The turquoise waters of the Peñol-Guatapé Reservoir are among the most photographed landscapes in Colombia. Tourists climb the rock, cruise the lake, and photograph the colorful zócalos of Guatapé's town center. What most visitors don't realize is that beneath those turquoise waters lies a drowned valley, a demolished town, and a community displacement story that redefined Eastern Antioquia.
Before the Flood
Before the 1970s, the valley between El Peñol and Guatapé was agricultural land — small farms, a church, a plaza, and the rhythms of rural Antioqueño life that had persisted for over 200 years. El Peñol, founded in 1714, was a modest town whose inhabitants were primarily peasant farmers. Guatapé, on the adjoining hillside, was similarly rural, known for small-scale agriculture and the massive granite monolith (El Peñón) that rose improbably from the landscape.
In the early 1960s, Empresas Públicas de Medellín (EPM) identified the valley as the optimal site for a major hydroelectric project. The dam would flood the valley, create an artificial reservoir, and generate electricity for Medellín's rapidly growing industrial economy. The technical logic was sound. The human cost was enormous.
The Displacement
The community of El Peñol organized massively against the project. In 1969, after years of protest, a document called the Contrato Maestro was signed between EPM and the municipality, containing 95 clauses intended to mitigate the impact of resettlement. A new town — El Nuevo Peñol — was constructed approximately 57 kilometers away. Houses were built, streets were laid, a new church was erected.
But a new town is not a community. The displacement shattered generational ties to specific plots of land, disrupted agricultural livelihoods, and forced families into an unfamiliar economic model. The flooding itself, which accelerated in the 1970s, was physically dramatic: buildings were demolished before the waters rose, but at the request of residents, a stone pillar with a metal cross was erected on the spot where the old church had stood — a marker visible above the waterline during low-reservoir periods.

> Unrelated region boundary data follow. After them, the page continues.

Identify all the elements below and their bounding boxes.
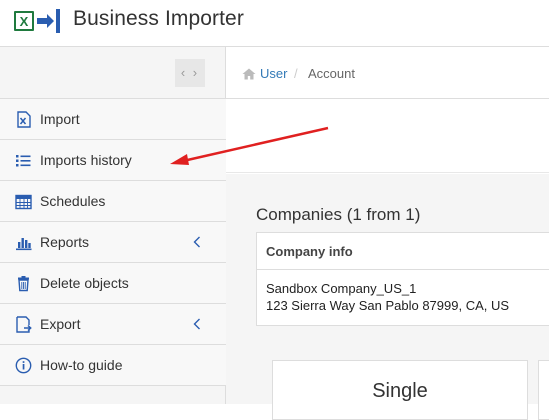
home-icon (242, 68, 256, 80)
list-icon (16, 155, 31, 167)
breadcrumb: User / Account (226, 47, 549, 99)
companies-table: Company info Sandbox Company_US_1 123 Si… (256, 232, 549, 326)
company-address: 123 Sierra Way San Pablo 87999, CA, US (266, 298, 510, 313)
svg-text:X: X (20, 14, 29, 29)
calendar-icon (15, 194, 32, 210)
sidebar-item-label: Reports (40, 234, 90, 250)
company-name: Sandbox Company_US_1 (266, 281, 417, 296)
table-row[interactable]: Sandbox Company_US_1 123 Sierra Way San … (257, 270, 549, 325)
sidebar-item-delete-objects[interactable]: Delete objects (0, 263, 226, 304)
chevron-left-icon (193, 236, 200, 248)
breadcrumb-user-link[interactable]: User (260, 66, 287, 81)
sidebar-nav: Import Imports history Schedules Reports… (0, 98, 226, 386)
plan-card-single[interactable]: Single (272, 360, 528, 420)
breadcrumb-current: Account (308, 66, 355, 81)
trash-icon (18, 276, 29, 292)
sidebar-item-schedules[interactable]: Schedules (0, 181, 226, 222)
sidebar-item-import[interactable]: Import (0, 99, 226, 140)
sidebar-item-imports-history[interactable]: Imports history (0, 140, 226, 181)
sidebar-item-label: Imports history (40, 152, 132, 168)
chevron-left-icon (193, 318, 200, 330)
sidebar-item-export[interactable]: Export (0, 304, 226, 345)
app-title: Business Importer (73, 7, 244, 30)
sidebar-item-how-to-guide[interactable]: How-to guide (0, 345, 226, 386)
column-header-company-info: Company info (257, 233, 549, 270)
sidebar-item-label: Export (40, 316, 81, 332)
sidebar-item-label: Delete objects (40, 275, 129, 291)
export-icon (16, 316, 32, 333)
info-icon (15, 357, 32, 374)
sidebar-collapse-toggle[interactable]: ‹ › (175, 59, 205, 87)
plan-card[interactable] (538, 360, 549, 420)
page-header-area (226, 100, 549, 173)
app-header: X Business Importer (0, 0, 549, 47)
companies-title: Companies (1 from 1) (256, 205, 421, 224)
breadcrumb-separator: / (294, 66, 298, 81)
sidebar-item-label: Import (40, 111, 80, 127)
excel-import-logo-icon: X (14, 9, 60, 33)
sidebar-item-label: Schedules (40, 193, 106, 209)
main-content: Companies (1 from 1) Company info Sandbo… (226, 174, 549, 420)
sidebar-item-reports[interactable]: Reports (0, 222, 226, 263)
sidebar: ‹ › Import Imports history Schedules Rep… (0, 47, 226, 404)
plan-card-title: Single (372, 380, 428, 402)
bar-chart-icon (16, 238, 32, 251)
sidebar-item-label: How-to guide (40, 357, 123, 373)
excel-file-icon (17, 111, 31, 128)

Guatapé's urban center survived — the town sits higher than the reservoir level — but its rural areas were partially flooded, altering the municipality's geography and economy permanently. The town that faces the reservoir today is fundamentally different from the agricultural community that existed before the dam.
The Reinvention
What happened next is one of Colombia's most striking examples of economic reinvention. The reservoir, which had destroyed agricultural communities, created an entirely new economic asset: a scenic, island-studded lake surrounded by mountains, with calm waters perfect for boating, fishing, and watersports. Gradually, the land around the reservoir became some of the most valuable real estate in Antioquia.
Finca construction along the reservoir shoreline accelerated through the 1980s and 1990s. Medellín's wealthy families — including, notoriously, Pablo Escobar, whose lakeside estate La Manuela was bombed by the vigilante group Los Pepes in 1993 — recognized the area's potential as a weekend retreat. Today, lakefront finca properties command some of the highest nightly rates in Colombia's rental market.
Guatapé's town center underwent its own reinvention. The zócalos — decorative cement relief panels along the lower walls of buildings — became the town's signature aesthetic, transforming Guatapé into one of Colombia's most visually distinctive destinations. The tradition reportedly began in 1919 with resident José María Parra Jiménez, who started depicting daily scenes in relief on his house's corridor. The art spread from house to street to plaza until it became an identity.
Guatapé did not become Colombia's most Instagrammed finca destination by accident. It was built, flooded, displaced, and rebuilt — and the beauty tourists photograph today is inseparable from the loss underneath.
Visiting with Context
Understanding Guatapé's history enriches rather than diminishes the experience. Visitors can take boat tours that pass over the flooded valley, visit the Parque Temático Réplica del Viejo Peñol (a reconstructed miniature of the original town), and on clear days at low water, glimpse the cross that marks the old church's location.
The people of El Peñol, notably, built their new town facing away from the reservoir. Not looking at it, they say, was the way to heal. Guatapé, by contrast, faces the water directly — a physical expression of the two communities' different relationships to the same traumatic event.
For the finca traveler, this context matters. The lakefront property you're renting exists because a valley was flooded and a community was displaced. The beauty is real. The history is real. Both can be held simultaneously, and the most meaningful finca stays in Guatapé are the ones that acknowledge this.